My wife is pregnant with our first child. We have wanted a child for a while, but now she is saying things that have me concerned. She seems really worried that she won’t be a good mom and that somehow we will “mess up” our kid. She has some family members who have been through depression and substance abuse and she feels like it was the fault of the parents that they suffered. How can I assure her that she can be a great parent and not to worry so much?
— Father To Be
Dear Father To Be,
Thank you for opening up a question that concerns a lot of people. Healthy worry, which is a form of fear, reminds us to pay attention… because there is something important to attend to. A little worry is part of recognising that the role of parent is a very important one and can have a great deal to do with shaping the lives of the children we raise. But, too much worry can bring fear and insecurity into the process and disrupt the natural confidence we have to be “good enough” parents; no one is perfect.
Let’s start by talking about what children need from those who raise them, parents, family as well as teachers and others who influence their lives. Three things create the foundation.
1) It is the parents’ responsibility to keep their children safe. It means physically and emotionally safe. While it is impossible to protect children from all the ways that we can be hurt in our lives, a child learns inner security when they feel the adults around them are aware of what they need and can console them when they are in pain. Emotional safety is the foundation of a life that leads to one’s ability to trust one’s own judgment, and to navigate relationships in a healthy way. Our inner security is directly related to how secure we felt as children. As a child grows older they need to be given more freedom to take risks and understand the dangers of life with the awareness of adults who can assure them of their constant support. Under-protected kids develop anxieties and might seek security through controlling the aspects of life they can. Over-protected kids can grow into adults who are unimaginative, depressed or expect too much of others.

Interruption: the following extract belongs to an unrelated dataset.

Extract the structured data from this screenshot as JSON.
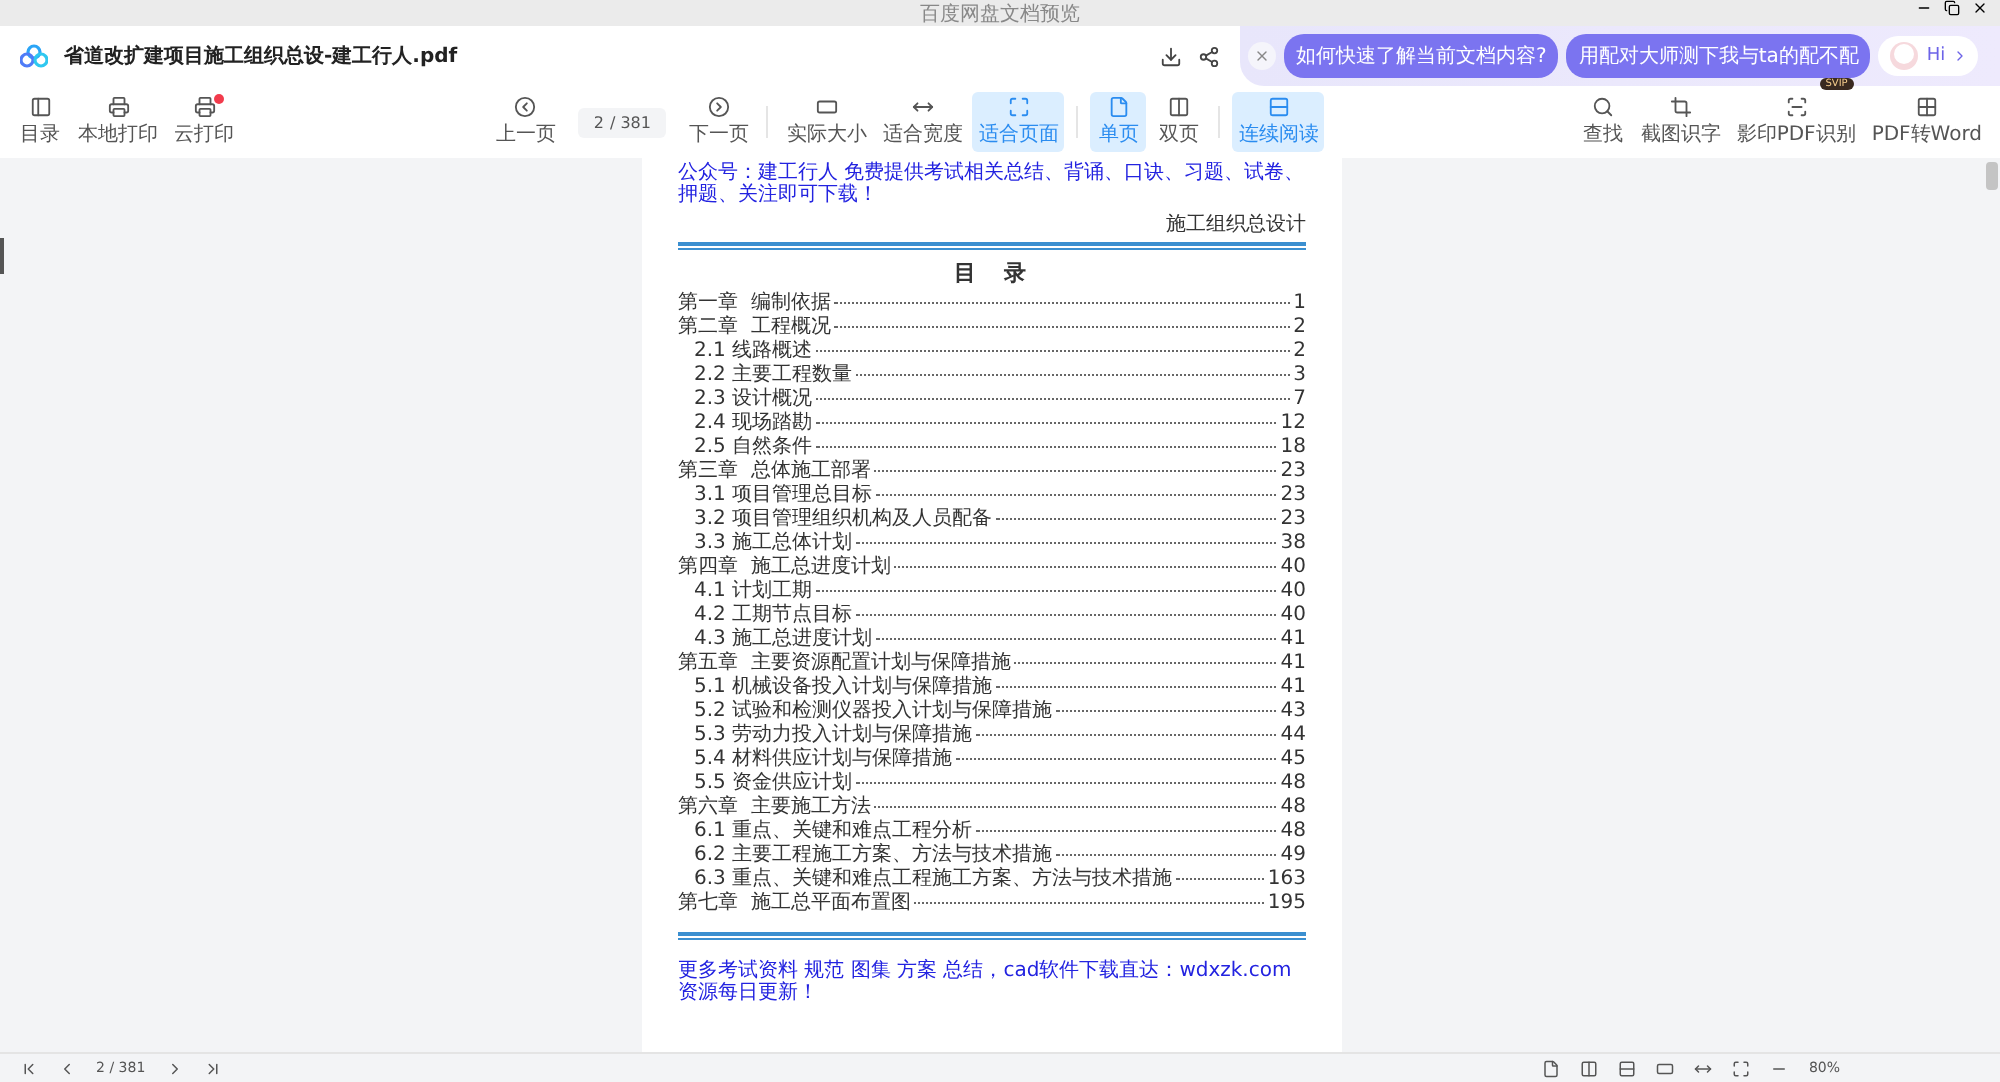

2) Nurturance is the process of feeding a child what they need. What we all need more than anything else is love. Unconditional love is not connected to performance, good or bad, and is a message that instills value and worth to a child. This too is at the foundation of any life… to feel loved, valued, validated, accepted for who we are, and to feel that we belong to our family, friends and larger community. This isn’t something that we should assume a child will know or feel. Affection, through hugs, words of acceptance and encouragement and other messages that communicate that we “matter”, create an inner security that is displayed in natural confidence. An un-nurtured child grows into an adult who might lack confidence and suffer from low self-esteem or self-worth.
3) It is the parents’ responsibility to generate developmentally appropriate tasks. It means that a feeling of success is achieved because the child is able to do what they have attempted to do. The adult can see what a child can and cannot do and can support and encourage them in ways that allow them to continue to accomplish what they are trying. It is important to see the smaller parts of any task and to help guide children through the steps to completion. Children who learn success early are able to apply it to other challenges as they grow older. It is important not to focus too much on the outcome, but rather on the process. The reward is intrinsic. We all love to feel like we can do what we set out to do. Having developmental tasks that are too difficult can produce frustration and undermine a child’s belief that they can be successful. Too little challenge leads to complacency or lack of motivation.
These three guidelines can help create priorities for parents. We must remember that children each have their own personalities, abilities, interests, as well as fears and limitations. Guiding a child is a relationship dynamic and no script or plan can be right for every child or parent. It is important to do the best you can and recognise that much of life is outside of your control.
The less fear we bring the better we will do. Children are resilient and life is more of an adventure than a straight road to certain places. Live your life freely and with joy, and your children will learn that from you.